The Monroe death mask chapter stands in contrast to the rest of Hart’s book, which focused exclusively on Browere’s life masks. Hart made clear in the preface to the Monroe chapter that he compared death masks unfavorably to well-done life masks. See the following passage:
While it is possible to preserve ‘the spirit and expression’ as well as to give ‘the exact similitude of every feature’ in a life mask, as exemplified by the marvelous work of Browere, it is impossible in a death mask, for those evanescent qualities are then gone.
It is perhaps for that reason that Browere himself was not wont to create death masks. Hart noted that the Browere’s death mask of Monroe is the only death mask that he was known to have made. While Hart’s opinion of death masks was negative on the whole, he made a small exception for the quality of the Monroe mask:
[A]lthough it is open to much of the objection urged against death masks generally, it is superior to any other death mask I have ever seen.
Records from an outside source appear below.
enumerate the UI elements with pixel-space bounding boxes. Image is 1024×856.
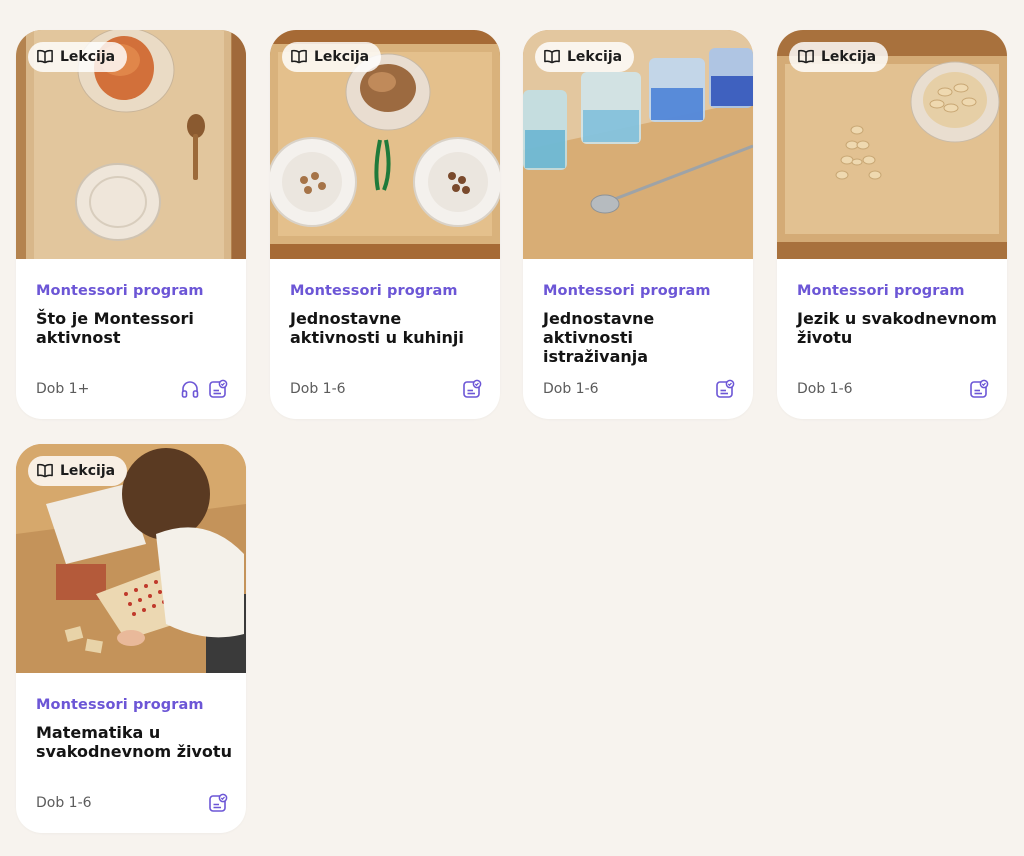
lesson-card[interactable]: Lekcija Montessori program Jezik u svako…	[777, 30, 1007, 419]
badge-label: Lekcija	[567, 49, 623, 65]
lesson-check-icon	[462, 379, 482, 399]
lesson-thumbnail: Lekcija	[777, 30, 1007, 259]
lesson-category: Montessori program	[797, 283, 965, 299]
lesson-age: Dob 1-6	[543, 381, 599, 397]
lesson-check-icon	[969, 379, 989, 399]
lesson-badge: Lekcija	[535, 42, 635, 72]
lesson-card[interactable]: Lekcija Montessori program Matematika u …	[16, 444, 246, 833]
lesson-category: Montessori program	[36, 283, 204, 299]
lesson-age: Dob 1+	[36, 381, 90, 397]
lesson-category: Montessori program	[290, 283, 458, 299]
lesson-age: Dob 1-6	[290, 381, 346, 397]
lesson-thumbnail: Lekcija	[523, 30, 753, 259]
lesson-badge: Lekcija	[282, 42, 382, 72]
lesson-card[interactable]: Lekcija Montessori program Što je Montes…	[16, 30, 246, 419]
book-icon	[36, 49, 54, 65]
lesson-check-icon	[208, 379, 228, 399]
lesson-card[interactable]: Lekcija Montessori program Jednostavne a…	[523, 30, 753, 419]
lesson-title: Jezik u svakodnevnom životu	[797, 309, 997, 347]
lesson-title: Jednostavne aktivnosti istraživanja	[543, 309, 655, 366]
lesson-thumbnail: Lekcija	[16, 30, 246, 259]
lesson-card[interactable]: Lekcija Montessori program Jednostavne a…	[270, 30, 500, 419]
lesson-category: Montessori program	[543, 283, 711, 299]
lesson-thumbnail: Lekcija	[16, 444, 246, 673]
lesson-title: Jednostavne aktivnosti u kuhinji	[290, 309, 464, 347]
lesson-badge: Lekcija	[28, 456, 128, 486]
lesson-badge: Lekcija	[28, 42, 128, 72]
book-icon	[290, 49, 308, 65]
lesson-check-icon	[715, 379, 735, 399]
lesson-title: Što je Montessori aktivnost	[36, 309, 194, 347]
lesson-check-icon	[208, 793, 228, 813]
lesson-category: Montessori program	[36, 697, 204, 713]
lesson-thumbnail: Lekcija	[270, 30, 500, 259]
badge-label: Lekcija	[60, 463, 116, 479]
badge-label: Lekcija	[60, 49, 116, 65]
badge-label: Lekcija	[314, 49, 370, 65]
lesson-badge: Lekcija	[789, 42, 889, 72]
badge-label: Lekcija	[821, 49, 877, 65]
book-icon	[36, 463, 54, 479]
book-icon	[797, 49, 815, 65]
lesson-age: Dob 1-6	[797, 381, 853, 397]
headphones-icon	[180, 379, 200, 399]
lesson-age: Dob 1-6	[36, 795, 92, 811]
book-icon	[543, 49, 561, 65]
lesson-title: Matematika u svakodnevnom životu	[36, 723, 232, 761]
Hart opined that it was “difficult to believe” that the death mask of Monroe, pictured above, “was made after life was gone…” In a testament to Browere’s ability, Hart stated that the death mask of Monroe “possesses more living, breathing qualities than the life masks made by other men.” I noted in my history of Browere’s work that he did not document his method for making life masks. Hart made reference to that in stating that “[i]f any proof were needed of the inestimable value of Browere’s lost process for making masks, it can be found in the quality of his death mask of James Monroe.”
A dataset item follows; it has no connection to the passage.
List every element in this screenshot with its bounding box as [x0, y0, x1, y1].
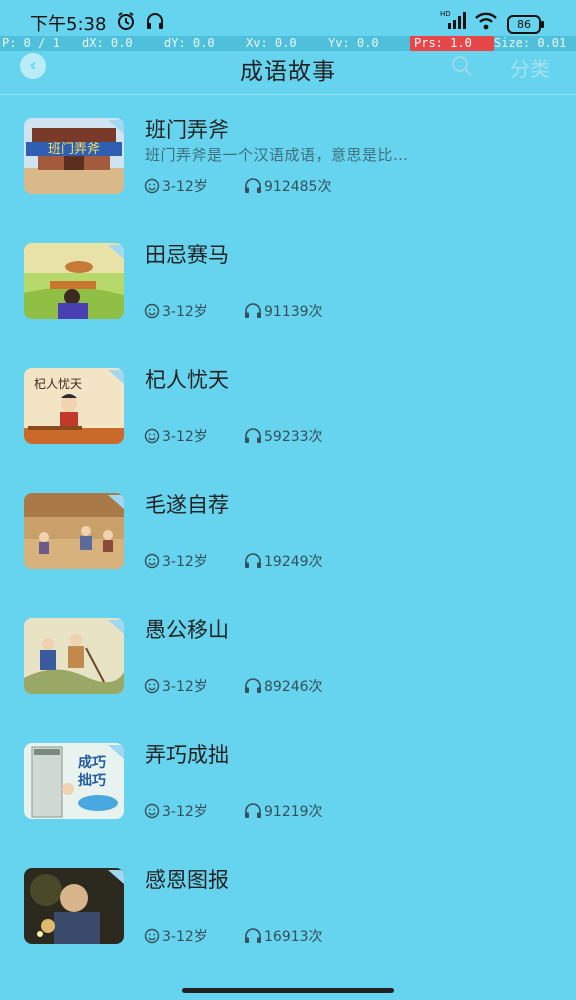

However, for all of Hart’s praise of Browere’s death mask of Monroe, his praise was still circumscribed for he continued to hold death masks in low regard. Hart compared the Monroe death mask unfavorably to the extant portraits of a somewhat younger Monroe by Stuart and Vandelyn. He concluded by stating that while he had opined that Monroe’s death mask was “far more life-like than many life casts, its reproduction only serves to emphasize my views as to the little value of death masks as portraits.”
Views on Monroe in 1889
Hart’s book focuses on Browere’s depictions of historic figures more than the historic figures themselves. His chapter on Monroe includes an overview of Monroe’s life and accomplishments, but there is little in the overview that would be out of place in many readily available summaries of the fifth president. One sentence, however, struck me as interesting as a capsule of how Monroe was viewed in 1889, 64 years after he left the presidency.
Monroe’s name is perhaps more familiarly known to the public than that of any other President, save for Washington and Lincoln, owing to its association with the doctrine, which he promulgated, of non-interference on the western hemisphere by European nations, known as the ‘Monroe Doctrine.’
At the time Henry Hart wrote that Monroe was perhaps the third best-known American president, 25 men had held executive office, including the incumbent, then-President William McKinley. While I do not have the benefit of a survey, I will venture that a number of the first 25 presidents, including Washington and Lincoln (noted by Hart), are now better-known to the public (granting that American history and civics knowledge is somewhat lacking) than Monroe. At a minimum, I would assess that the first President Adams, Jefferson, Madison, Jackson, and Grant are better-known than Monroe, albeit with the exception of Jackson, not necessarily for their actions as president. I thought it was curious that Hart suggested that Monroe was better-known than Jefferson and Jackson, but perhaps that was the case in 1899 (I assume that Hart was implicitly omitting the presidents who had served recently and were thus still within ready memory).